5.2. Experimental Results and Analysis

In our experiments, we used 5 data sets to test the performance of the proposed method. These data sets are from the UCI Machine Learning Repository [27]. Information about these data sets is summarized in Table 2. These data sets vary extensively in their sizes and class proportions. We take the minority class as the target class and all the other categories as majority class. When more than two classes exist in the data set, the target class is considered to be positive and all the other classes are considered to be negative. We compared the performance of 5 methods, including AdaBoost, SMOTE [1], SMOTEBoost [9], EasyEnsemble [7], and our proposed CQEnsemble method.

In our experiments, F-measure, G-mean, and AUC are used as metrics. For each data set, we perform a 5-fold cross validation. In each fold four out of five samples are selected to be training set, and the left one out of five samples is testing set. This process repeats 5 times so that all samples are selected in both training set and testing set.

Figure 1 shows the average F-measure values of the compared methods. The results show that CQEnsemble has higher F-measure than other compared methods on haberman, pima, and letter data sets. EasyEnsemble achieves the highest F-measure on transfusion data set among these methods, and AdaBoost achieves the highest F-measure on phoneme data set.
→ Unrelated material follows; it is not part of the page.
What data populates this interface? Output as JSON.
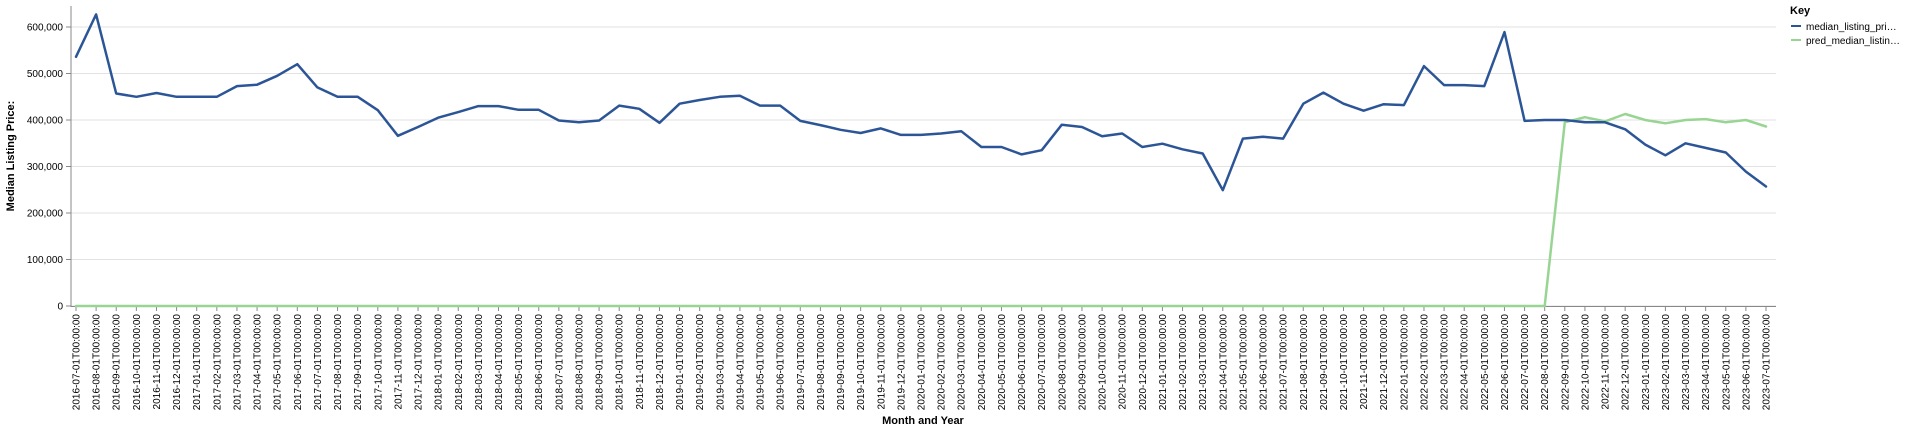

The results indicate that CQEnsemble can further improve the F-measure metric of imbalanced learning.

The average G-mean values of the compared methods are summarized in Figure 2. The results show that CQEnsemble has higher G-mean than other compared methods on most of datasets, while EasyEnsemble is slightly higher G-mean than CQEnsemble on transfusion dataset. From Figures 1 and 2, EasyEnsemble has the highest F-measure and G-mean on transfusion dataset among these methods.
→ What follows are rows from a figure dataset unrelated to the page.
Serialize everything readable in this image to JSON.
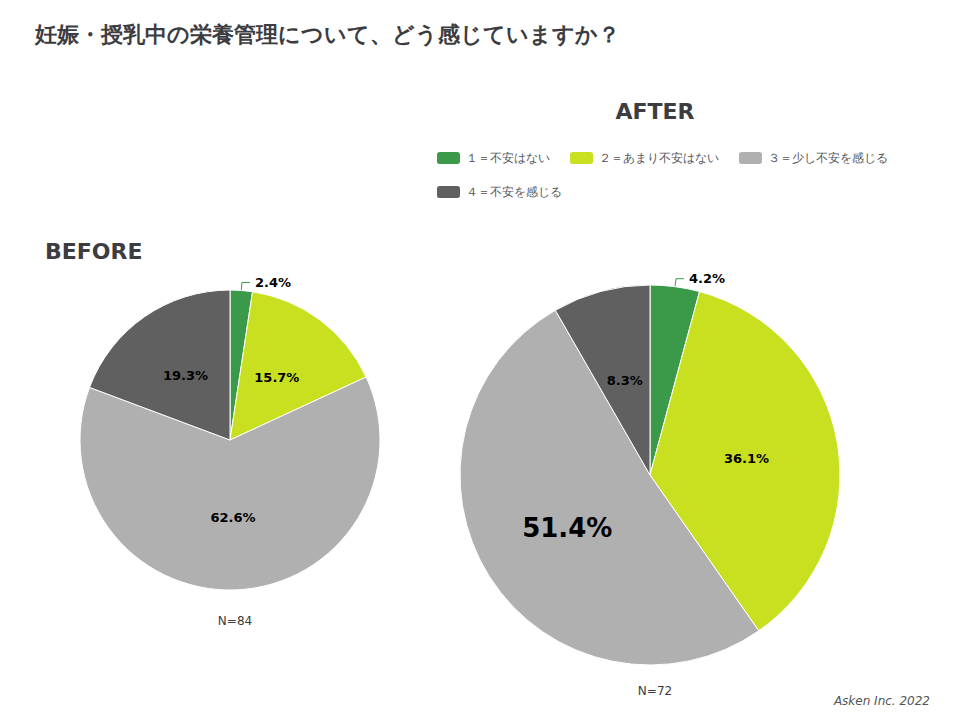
{
  "chart_data": {
    "type": "pie",
    "title": "妊娠・授乳中の栄養管理について、どう感じていますか？",
    "categories": [
      "１＝不安はない",
      "２＝あまり不安はない",
      "３＝少し不安を感じる",
      "４＝不安を感じる"
    ],
    "colors": [
      "#3a9a4a",
      "#c8e020",
      "#b0b0b0",
      "#606060"
    ],
    "legend": "top-right",
    "data_labels": true,
    "series": [
      {
        "name": "BEFORE",
        "values": [
          2.4,
          15.7,
          62.6,
          19.3
        ],
        "value_labels": [
          "2.4%",
          "15.7%",
          "62.6%",
          "19.3%"
        ],
        "annotations": [
          "N=84"
        ]
      },
      {
        "name": "AFTER",
        "values": [
          4.2,
          36.1,
          51.4,
          8.3
        ],
        "value_labels": [
          "4.2%",
          "36.1%",
          "51.4%",
          "8.3%"
        ],
        "annotations": [
          "N=72"
        ]
      }
    ],
    "annotations": [
      "Asken Inc. 2022"
    ]
  }
}
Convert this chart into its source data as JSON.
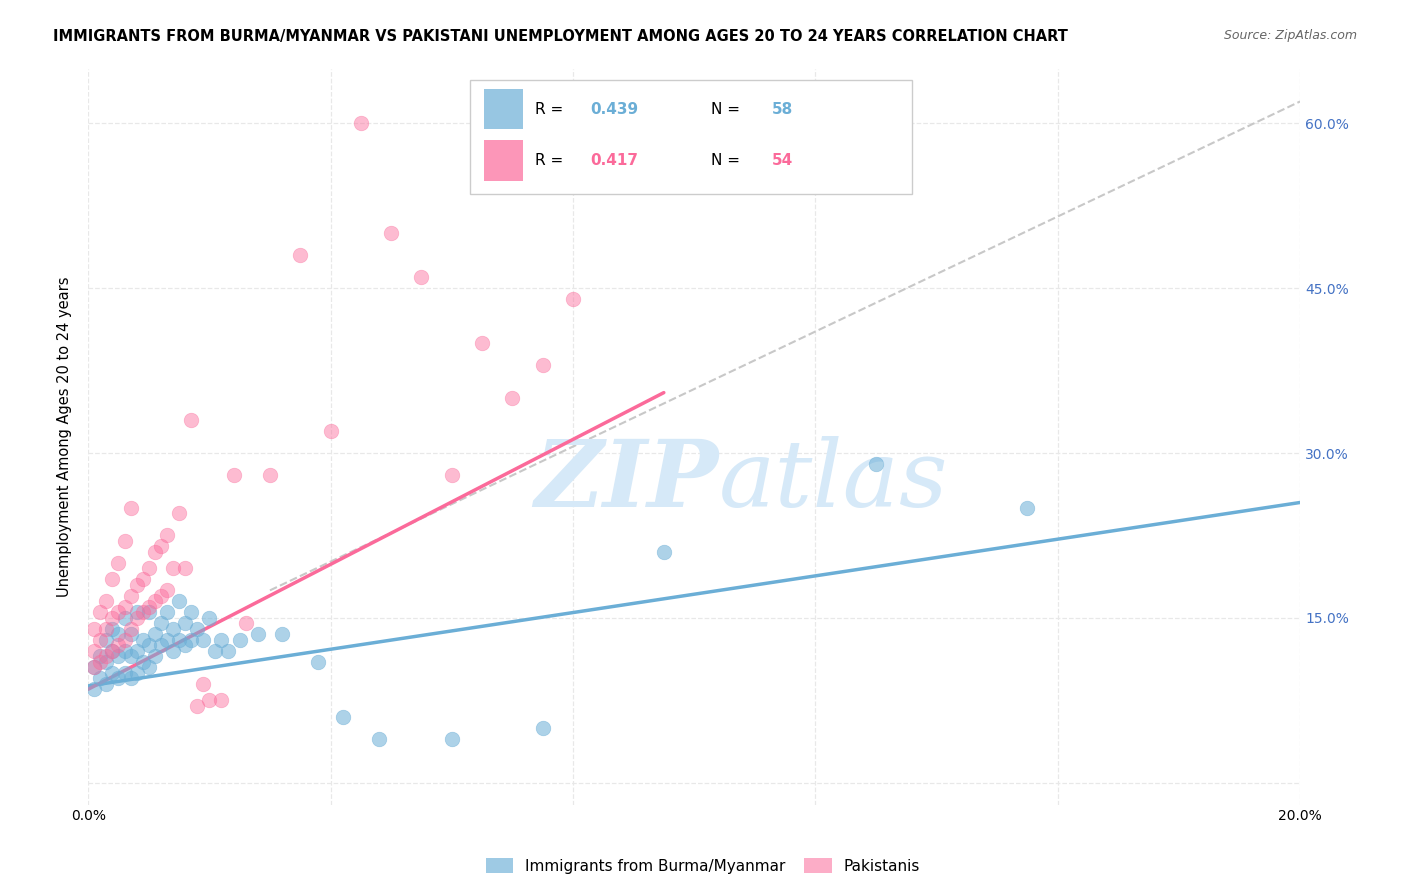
{
  "title": "IMMIGRANTS FROM BURMA/MYANMAR VS PAKISTANI UNEMPLOYMENT AMONG AGES 20 TO 24 YEARS CORRELATION CHART",
  "source": "Source: ZipAtlas.com",
  "ylabel": "Unemployment Among Ages 20 to 24 years",
  "xlim": [
    0.0,
    0.2
  ],
  "ylim": [
    -0.02,
    0.65
  ],
  "xticks": [
    0.0,
    0.04,
    0.08,
    0.12,
    0.16,
    0.2
  ],
  "xticklabels": [
    "0.0%",
    "",
    "",
    "",
    "",
    "20.0%"
  ],
  "yticks": [
    0.0,
    0.15,
    0.3,
    0.45,
    0.6
  ],
  "yticklabels_right": [
    "",
    "15.0%",
    "30.0%",
    "45.0%",
    "60.0%"
  ],
  "R_blue": 0.439,
  "N_blue": 58,
  "R_pink": 0.417,
  "N_pink": 54,
  "blue_scatter_x": [
    0.001,
    0.001,
    0.002,
    0.002,
    0.003,
    0.003,
    0.003,
    0.004,
    0.004,
    0.004,
    0.005,
    0.005,
    0.005,
    0.006,
    0.006,
    0.006,
    0.007,
    0.007,
    0.007,
    0.008,
    0.008,
    0.008,
    0.009,
    0.009,
    0.01,
    0.01,
    0.01,
    0.011,
    0.011,
    0.012,
    0.012,
    0.013,
    0.013,
    0.014,
    0.014,
    0.015,
    0.015,
    0.016,
    0.016,
    0.017,
    0.017,
    0.018,
    0.019,
    0.02,
    0.021,
    0.022,
    0.023,
    0.025,
    0.028,
    0.032,
    0.038,
    0.042,
    0.048,
    0.06,
    0.075,
    0.095,
    0.13,
    0.155
  ],
  "blue_scatter_y": [
    0.105,
    0.085,
    0.095,
    0.115,
    0.09,
    0.11,
    0.13,
    0.1,
    0.12,
    0.14,
    0.095,
    0.115,
    0.135,
    0.1,
    0.12,
    0.15,
    0.095,
    0.115,
    0.135,
    0.1,
    0.12,
    0.155,
    0.11,
    0.13,
    0.105,
    0.125,
    0.155,
    0.115,
    0.135,
    0.125,
    0.145,
    0.13,
    0.155,
    0.12,
    0.14,
    0.13,
    0.165,
    0.125,
    0.145,
    0.13,
    0.155,
    0.14,
    0.13,
    0.15,
    0.12,
    0.13,
    0.12,
    0.13,
    0.135,
    0.135,
    0.11,
    0.06,
    0.04,
    0.04,
    0.05,
    0.21,
    0.29,
    0.25
  ],
  "pink_scatter_x": [
    0.001,
    0.001,
    0.001,
    0.002,
    0.002,
    0.002,
    0.003,
    0.003,
    0.003,
    0.004,
    0.004,
    0.004,
    0.005,
    0.005,
    0.005,
    0.006,
    0.006,
    0.006,
    0.007,
    0.007,
    0.007,
    0.008,
    0.008,
    0.009,
    0.009,
    0.01,
    0.01,
    0.011,
    0.011,
    0.012,
    0.012,
    0.013,
    0.013,
    0.014,
    0.015,
    0.016,
    0.017,
    0.018,
    0.019,
    0.02,
    0.022,
    0.024,
    0.026,
    0.03,
    0.035,
    0.04,
    0.045,
    0.05,
    0.055,
    0.06,
    0.065,
    0.07,
    0.075,
    0.08
  ],
  "pink_scatter_y": [
    0.105,
    0.12,
    0.14,
    0.11,
    0.13,
    0.155,
    0.115,
    0.14,
    0.165,
    0.12,
    0.15,
    0.185,
    0.125,
    0.155,
    0.2,
    0.13,
    0.16,
    0.22,
    0.14,
    0.17,
    0.25,
    0.15,
    0.18,
    0.155,
    0.185,
    0.16,
    0.195,
    0.165,
    0.21,
    0.17,
    0.215,
    0.175,
    0.225,
    0.195,
    0.245,
    0.195,
    0.33,
    0.07,
    0.09,
    0.075,
    0.075,
    0.28,
    0.145,
    0.28,
    0.48,
    0.32,
    0.6,
    0.5,
    0.46,
    0.28,
    0.4,
    0.35,
    0.38,
    0.44
  ],
  "blue_line_x": [
    0.0,
    0.2
  ],
  "blue_line_y": [
    0.088,
    0.255
  ],
  "pink_line_x": [
    0.0,
    0.095
  ],
  "pink_line_y": [
    0.085,
    0.355
  ],
  "dashed_line_x": [
    0.03,
    0.2
  ],
  "dashed_line_y": [
    0.175,
    0.62
  ],
  "blue_color": "#6baed6",
  "pink_color": "#fb6a9a",
  "dashed_color": "#c8c8c8",
  "watermark_color": "#d6e9f8",
  "background_color": "#ffffff",
  "grid_color": "#e8e8e8",
  "legend_label_blue": "Immigrants from Burma/Myanmar",
  "legend_label_pink": "Pakistanis"
}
Figure 3 shows the AUC metric of each method for haberman, transfusion, pima, phonem,e and letter data sets. The results show that the proposed CQEnsemble method obtains the highest average AUC among these compared methods. These methods are equivalent for letter data set. After all, SMOTE method is the weakest in 5 methods; EasyEnsemble method is slightly better than AdaBoost, SMOTE, and SMOTEBoost, while CQEnsemble method is better than EasyEnsemble method. The results show that the CQEnsemble method effectively avoids the shortages of resampling methods.
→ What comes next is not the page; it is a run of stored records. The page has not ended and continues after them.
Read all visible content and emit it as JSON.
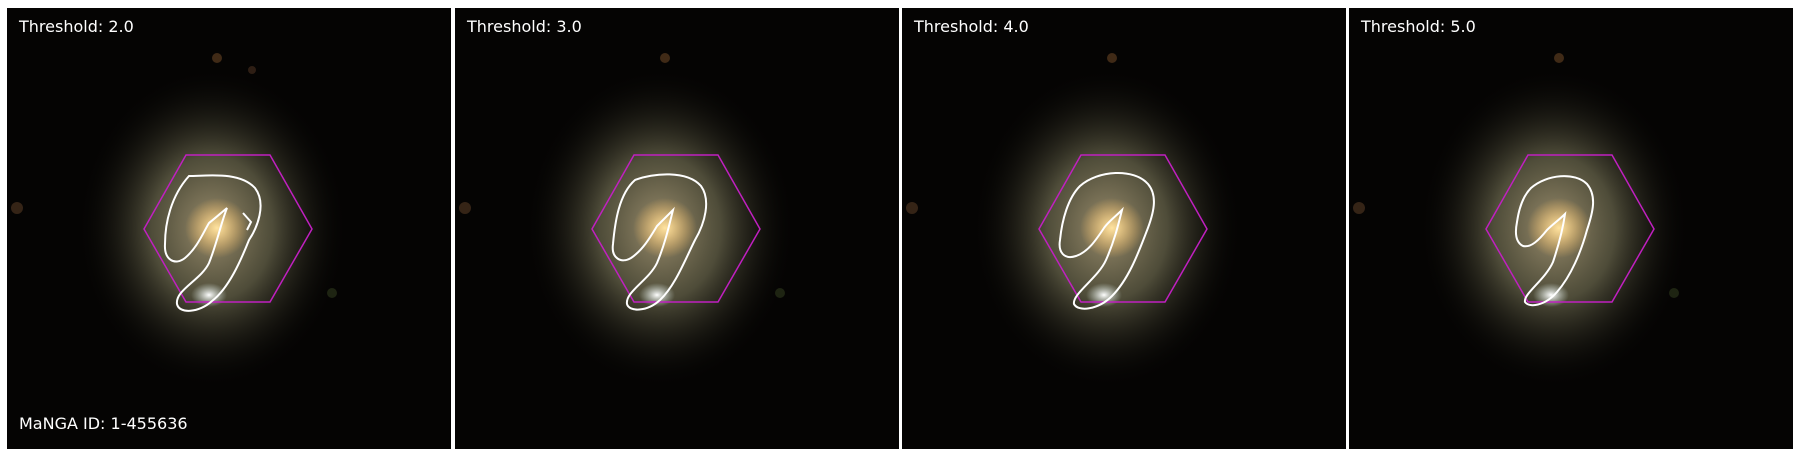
{
  "panels": [
    {
      "threshold_label": "Threshold: 2.0"
    },
    {
      "threshold_label": "Threshold: 3.0"
    },
    {
      "threshold_label": "Threshold: 4.0"
    },
    {
      "threshold_label": "Threshold: 5.0"
    }
  ],
  "manga_id_label": "MaNGA ID: 1-455636",
  "colors": {
    "hexagon": "#c020c0",
    "contour": "#ffffff",
    "background": "#050403"
  }
}
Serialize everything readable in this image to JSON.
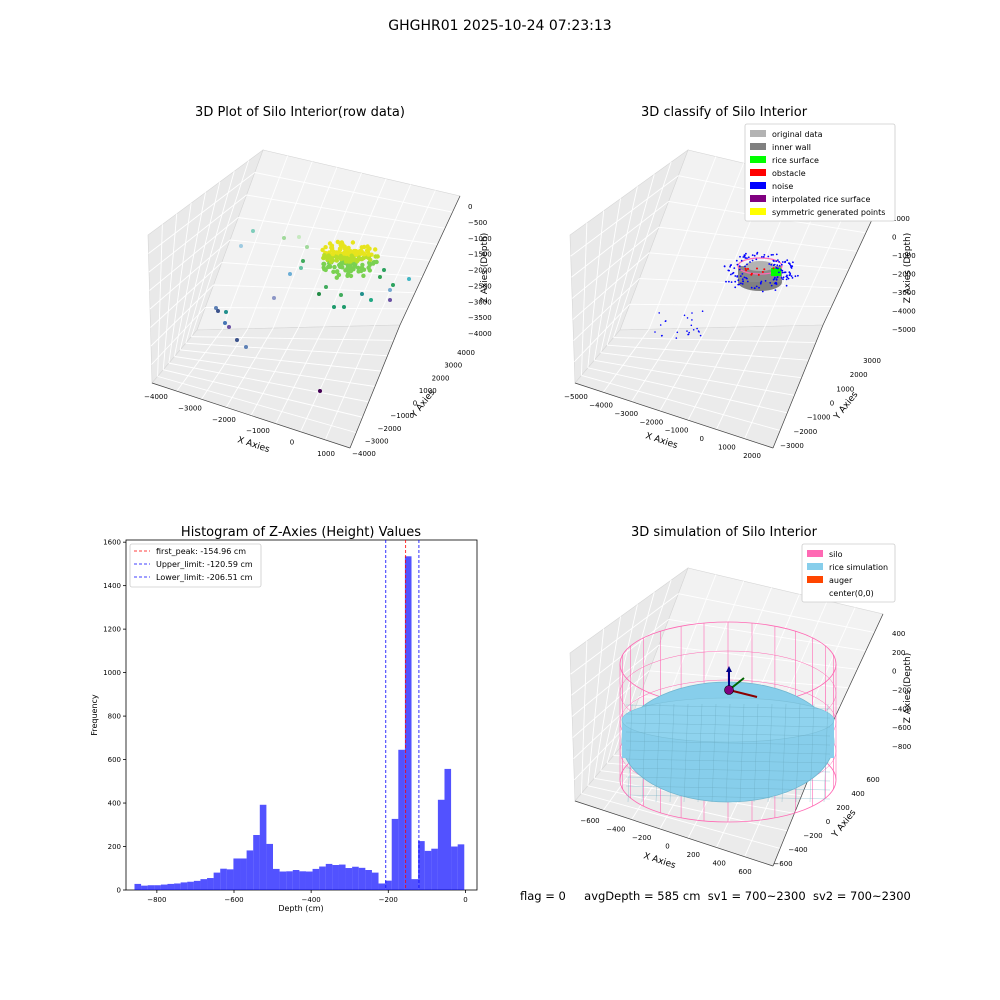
{
  "suptitle": "GHGHR01 2025-10-24 07:23:13",
  "footer": {
    "flag": "flag = 0",
    "avg_depth": "avgDepth = 585 cm",
    "sv1": "sv1 = 700~2300",
    "sv2": "sv2 = 700~2300"
  },
  "chart_data": [
    {
      "type": "scatter",
      "subtype": "3d",
      "title": "3D Plot of Silo Interior(row data)",
      "xlabel": "X Axies",
      "ylabel": "Y Axies",
      "zlabel": "Z Axies (Depth)",
      "x_ticks": [
        "−4000",
        "−3000",
        "−2000",
        "−1000",
        "0",
        "1000"
      ],
      "y_ticks": [
        "−4000",
        "−3000",
        "−2000",
        "−1000",
        "0",
        "1000",
        "2000",
        "3000",
        "4000"
      ],
      "z_ticks": [
        "0",
        "−500",
        "−1000",
        "−1500",
        "−2000",
        "−2500",
        "−3000",
        "−3500",
        "−4000"
      ],
      "xlim": [
        -4000,
        1200
      ],
      "ylim": [
        -4000,
        4000
      ],
      "zlim": [
        -4200,
        200
      ],
      "colormap": "viridis",
      "grid": true
    },
    {
      "type": "scatter",
      "subtype": "3d",
      "title": "3D classify of Silo Interior",
      "xlabel": "X Axies",
      "ylabel": "Y Axies",
      "zlabel": "Z Axies (Depth)",
      "x_ticks": [
        "−5000",
        "−4000",
        "−3000",
        "−2000",
        "−1000",
        "0",
        "1000",
        "2000"
      ],
      "y_ticks": [
        "−3000",
        "−2000",
        "−1000",
        "0",
        "1000",
        "2000",
        "3000"
      ],
      "z_ticks": [
        "1000",
        "0",
        "−1000",
        "−2000",
        "−3000",
        "−4000",
        "−5000"
      ],
      "legend_position": "top-right",
      "legend": [
        {
          "label": "original data",
          "color": "#b3b3b3"
        },
        {
          "label": "inner wall",
          "color": "#808080"
        },
        {
          "label": "rice surface",
          "color": "#00ff00"
        },
        {
          "label": "obstacle",
          "color": "#ff0000"
        },
        {
          "label": "noise",
          "color": "#0000ff"
        },
        {
          "label": "interpolated rice surface",
          "color": "#800080"
        },
        {
          "label": "symmetric generated points",
          "color": "#ffff00"
        }
      ],
      "grid": true
    },
    {
      "type": "bar",
      "subtype": "histogram",
      "title": "Histogram of Z-Axies (Height) Values",
      "xlabel": "Depth (cm)",
      "ylabel": "Frequency",
      "xlim": [
        -880,
        30
      ],
      "ylim": [
        0,
        1610
      ],
      "x_ticks": [
        "−800",
        "−600",
        "−400",
        "−200",
        "0"
      ],
      "y_ticks": [
        "0",
        "200",
        "400",
        "600",
        "800",
        "1000",
        "1200",
        "1400",
        "1600"
      ],
      "bin_start": -858,
      "bin_width": 17.1,
      "values": [
        28,
        20,
        22,
        22,
        25,
        28,
        30,
        35,
        38,
        42,
        50,
        55,
        80,
        98,
        95,
        145,
        145,
        182,
        253,
        392,
        212,
        97,
        85,
        86,
        92,
        86,
        85,
        97,
        108,
        120,
        115,
        117,
        101,
        107,
        102,
        92,
        80,
        30,
        43,
        327,
        645,
        1535,
        50,
        225,
        180,
        190,
        415,
        557,
        200,
        210
      ],
      "color": "#0000ff",
      "vlines": [
        {
          "label": "first_peak: -154.96 cm",
          "x": -154.96,
          "color": "#ff0000"
        },
        {
          "label": "Upper_limit: -120.59 cm",
          "x": -120.59,
          "color": "#0000ff"
        },
        {
          "label": "Lower_limit: -206.51 cm",
          "x": -206.51,
          "color": "#0000ff"
        }
      ],
      "legend_position": "top-left",
      "grid": false
    },
    {
      "type": "scatter",
      "subtype": "3d-surface",
      "title": "3D simulation of Silo Interior",
      "xlabel": "X Axies",
      "ylabel": "Y Axies",
      "zlabel": "Z Axies (Depth)",
      "x_ticks": [
        "−600",
        "−400",
        "−200",
        "0",
        "200",
        "400",
        "600"
      ],
      "y_ticks": [
        "−600",
        "−400",
        "−200",
        "0",
        "200",
        "400",
        "600"
      ],
      "z_ticks": [
        "400",
        "200",
        "0",
        "−200",
        "−400",
        "−600",
        "−800"
      ],
      "legend_position": "top-right",
      "legend": [
        {
          "label": "silo",
          "color": "#ff69b4"
        },
        {
          "label": "rice simulation",
          "color": "#87ceeb"
        },
        {
          "label": "auger",
          "color": "#ff4500"
        },
        {
          "label": "center(0,0)",
          "color": "#ffffff"
        }
      ],
      "grid": true
    }
  ]
}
CQEnsemble attains higher average F-measure, G-mean, and AUC than almost all the other methods, except that CQEnsemble is slightly worse comparable to EasyEnsemble with F-measure, G-mean, and AUC on transfusion data set. The experimental results imply that the proposed CQEnsemble method is better than AdaBoost, SMOTE, SMOTEBoost, and EasyEnsemble methods on most of data sets. These experiments also indicate that the combination of division-boost method and cost-sensitive learning can further improve the performance of imbalanced learning.

6. Conclusions

In this paper, we propose CQEnsemble method based on cost-sensitive SVM and QBC to solve imbalanced data classification. CQEnsemble method divides the majority class into several subsets according to the proportion of imbalance samples. CQEnsemble method selects the effective training samples to join the last training set based on QBC active learning algorithm, so it avoids the shortages of the over-sampling and under-sampling. Experiment results show that the proposed method has higher F-measure, G-mean, and AUC than many existing class-imbalance learning methods.

Acknowledgments

This work is supported by China Postdoctoral Science Foundation (no. 20110491530) and Science Research Plan of Liaoning Education Bureau (no. L2011186).